Apple has issued a fix for a vulnerability in its HomeKit framework that could have allowed hackers to connect to and open smart locks and other home devices.
The problem is in the current version of iOS 11.2. The bug permitted unauthorized remote access to Apple HomeKit products, which include smart lights, thermostats, plugs, locks, and garage door openers.
9to5Mac, which discovered the problem, doesn’t go into detail about how it works, but the site does say that the vulnerability required at least one iPhone or iPad on iOS 11.2 connected to the HomeKit user’s iCloud account. Devices running earlier versions of iOS weren’t affected.
Apple has made a temporary fix server side, so users don’t have to take any additional action themselves. The fix does, however, disable remote access to shared users, but this will be restored in a software update next week. HomeKit users should remember to install the latest update as soon as it arrives.

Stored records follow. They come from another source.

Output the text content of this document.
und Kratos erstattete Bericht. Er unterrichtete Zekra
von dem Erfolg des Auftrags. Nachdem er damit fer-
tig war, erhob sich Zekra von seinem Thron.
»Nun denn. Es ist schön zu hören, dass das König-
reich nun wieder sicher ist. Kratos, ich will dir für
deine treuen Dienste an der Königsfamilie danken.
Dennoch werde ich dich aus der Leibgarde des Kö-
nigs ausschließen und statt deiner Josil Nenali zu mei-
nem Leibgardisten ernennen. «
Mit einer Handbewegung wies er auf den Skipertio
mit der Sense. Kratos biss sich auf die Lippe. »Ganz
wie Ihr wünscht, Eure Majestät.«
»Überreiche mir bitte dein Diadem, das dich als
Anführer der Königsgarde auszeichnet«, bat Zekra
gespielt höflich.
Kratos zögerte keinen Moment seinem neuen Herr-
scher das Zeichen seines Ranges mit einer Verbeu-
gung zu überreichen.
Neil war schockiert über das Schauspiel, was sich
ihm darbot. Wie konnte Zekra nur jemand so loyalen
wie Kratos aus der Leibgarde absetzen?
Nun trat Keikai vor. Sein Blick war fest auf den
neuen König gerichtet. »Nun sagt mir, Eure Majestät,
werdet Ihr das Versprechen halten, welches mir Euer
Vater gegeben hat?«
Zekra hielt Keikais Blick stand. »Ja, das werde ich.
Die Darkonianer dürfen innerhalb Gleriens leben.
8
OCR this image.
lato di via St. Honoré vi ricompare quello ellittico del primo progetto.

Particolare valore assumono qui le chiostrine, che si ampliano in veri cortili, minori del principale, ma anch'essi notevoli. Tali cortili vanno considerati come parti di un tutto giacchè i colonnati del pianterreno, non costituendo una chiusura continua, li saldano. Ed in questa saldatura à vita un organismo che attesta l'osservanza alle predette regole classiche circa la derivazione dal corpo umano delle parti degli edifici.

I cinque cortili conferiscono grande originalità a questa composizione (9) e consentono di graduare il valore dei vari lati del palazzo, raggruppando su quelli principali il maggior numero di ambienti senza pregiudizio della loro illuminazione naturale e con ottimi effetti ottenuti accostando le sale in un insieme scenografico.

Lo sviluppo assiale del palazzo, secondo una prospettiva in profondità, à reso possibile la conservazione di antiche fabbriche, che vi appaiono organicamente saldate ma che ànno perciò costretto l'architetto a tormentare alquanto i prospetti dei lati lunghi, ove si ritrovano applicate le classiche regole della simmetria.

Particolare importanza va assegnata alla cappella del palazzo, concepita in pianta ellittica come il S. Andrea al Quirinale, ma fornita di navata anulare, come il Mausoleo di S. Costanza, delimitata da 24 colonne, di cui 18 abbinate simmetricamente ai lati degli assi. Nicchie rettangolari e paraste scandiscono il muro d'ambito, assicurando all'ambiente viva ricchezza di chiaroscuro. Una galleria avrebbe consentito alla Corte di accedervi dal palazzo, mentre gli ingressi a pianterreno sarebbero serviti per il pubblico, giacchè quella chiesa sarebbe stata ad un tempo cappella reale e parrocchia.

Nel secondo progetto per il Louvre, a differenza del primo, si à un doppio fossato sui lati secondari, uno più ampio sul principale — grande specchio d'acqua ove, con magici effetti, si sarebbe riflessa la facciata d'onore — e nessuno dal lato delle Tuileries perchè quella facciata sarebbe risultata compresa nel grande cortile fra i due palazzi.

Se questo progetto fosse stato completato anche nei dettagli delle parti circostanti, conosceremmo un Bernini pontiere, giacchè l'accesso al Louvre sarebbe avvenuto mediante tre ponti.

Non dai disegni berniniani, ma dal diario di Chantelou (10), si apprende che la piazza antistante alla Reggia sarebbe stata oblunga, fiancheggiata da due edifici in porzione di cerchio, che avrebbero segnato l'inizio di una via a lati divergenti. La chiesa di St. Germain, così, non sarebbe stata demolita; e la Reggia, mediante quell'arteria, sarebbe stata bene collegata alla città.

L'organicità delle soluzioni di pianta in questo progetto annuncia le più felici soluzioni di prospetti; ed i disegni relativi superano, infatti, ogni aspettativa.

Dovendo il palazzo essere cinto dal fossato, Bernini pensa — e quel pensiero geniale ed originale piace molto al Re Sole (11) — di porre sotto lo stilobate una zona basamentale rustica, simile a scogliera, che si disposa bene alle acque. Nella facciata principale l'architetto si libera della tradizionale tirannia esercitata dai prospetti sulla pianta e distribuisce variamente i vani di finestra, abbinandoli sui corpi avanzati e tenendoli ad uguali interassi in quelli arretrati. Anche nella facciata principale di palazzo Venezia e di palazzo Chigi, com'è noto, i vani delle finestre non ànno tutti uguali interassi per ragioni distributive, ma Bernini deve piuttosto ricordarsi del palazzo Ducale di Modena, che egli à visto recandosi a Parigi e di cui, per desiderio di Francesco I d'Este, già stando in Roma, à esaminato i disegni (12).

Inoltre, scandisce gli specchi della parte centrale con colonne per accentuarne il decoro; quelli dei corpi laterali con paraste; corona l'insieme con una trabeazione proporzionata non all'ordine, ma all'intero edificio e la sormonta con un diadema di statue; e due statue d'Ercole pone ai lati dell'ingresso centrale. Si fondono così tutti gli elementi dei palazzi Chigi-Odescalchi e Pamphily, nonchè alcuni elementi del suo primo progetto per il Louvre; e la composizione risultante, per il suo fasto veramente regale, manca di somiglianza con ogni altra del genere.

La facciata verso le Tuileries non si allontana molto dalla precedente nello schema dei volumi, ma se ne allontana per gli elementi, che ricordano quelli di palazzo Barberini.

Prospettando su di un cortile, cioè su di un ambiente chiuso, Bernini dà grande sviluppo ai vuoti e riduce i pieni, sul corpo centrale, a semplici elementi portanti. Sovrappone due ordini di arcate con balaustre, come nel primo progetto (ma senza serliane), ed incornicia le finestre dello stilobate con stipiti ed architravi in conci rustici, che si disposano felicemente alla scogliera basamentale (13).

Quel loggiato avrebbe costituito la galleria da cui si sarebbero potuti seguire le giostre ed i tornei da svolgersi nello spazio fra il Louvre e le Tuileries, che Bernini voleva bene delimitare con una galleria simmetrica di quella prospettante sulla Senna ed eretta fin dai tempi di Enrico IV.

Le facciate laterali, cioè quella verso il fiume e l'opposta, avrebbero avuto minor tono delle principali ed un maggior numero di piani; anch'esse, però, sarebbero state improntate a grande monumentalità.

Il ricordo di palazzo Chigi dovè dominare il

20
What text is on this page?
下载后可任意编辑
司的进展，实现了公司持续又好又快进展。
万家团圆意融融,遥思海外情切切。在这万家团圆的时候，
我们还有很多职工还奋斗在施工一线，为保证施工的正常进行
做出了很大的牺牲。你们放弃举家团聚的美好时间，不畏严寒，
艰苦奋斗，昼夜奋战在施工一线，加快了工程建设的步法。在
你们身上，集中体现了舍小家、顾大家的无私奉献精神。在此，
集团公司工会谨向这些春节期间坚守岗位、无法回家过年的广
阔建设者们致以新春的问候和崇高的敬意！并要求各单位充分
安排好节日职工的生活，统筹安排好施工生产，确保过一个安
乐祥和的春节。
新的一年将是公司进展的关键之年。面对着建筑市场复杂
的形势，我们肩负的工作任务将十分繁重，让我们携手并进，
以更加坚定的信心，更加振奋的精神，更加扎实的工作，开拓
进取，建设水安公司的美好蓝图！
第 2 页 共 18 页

While the vulnerability doesn’t sound like it was the easiest to exploit, it has once again raised questions over the safety of smart home devices and Internet of Things products in general. Spying on people through IoT devices is bad enough, but being able to open someone’s front door or garage remotely and gain access to their home is even worse.
It’s thought that Apple was aware of the vulnerability as far back as late October, and while some issues were fixed in iOS 11.2, not all of them were addressed.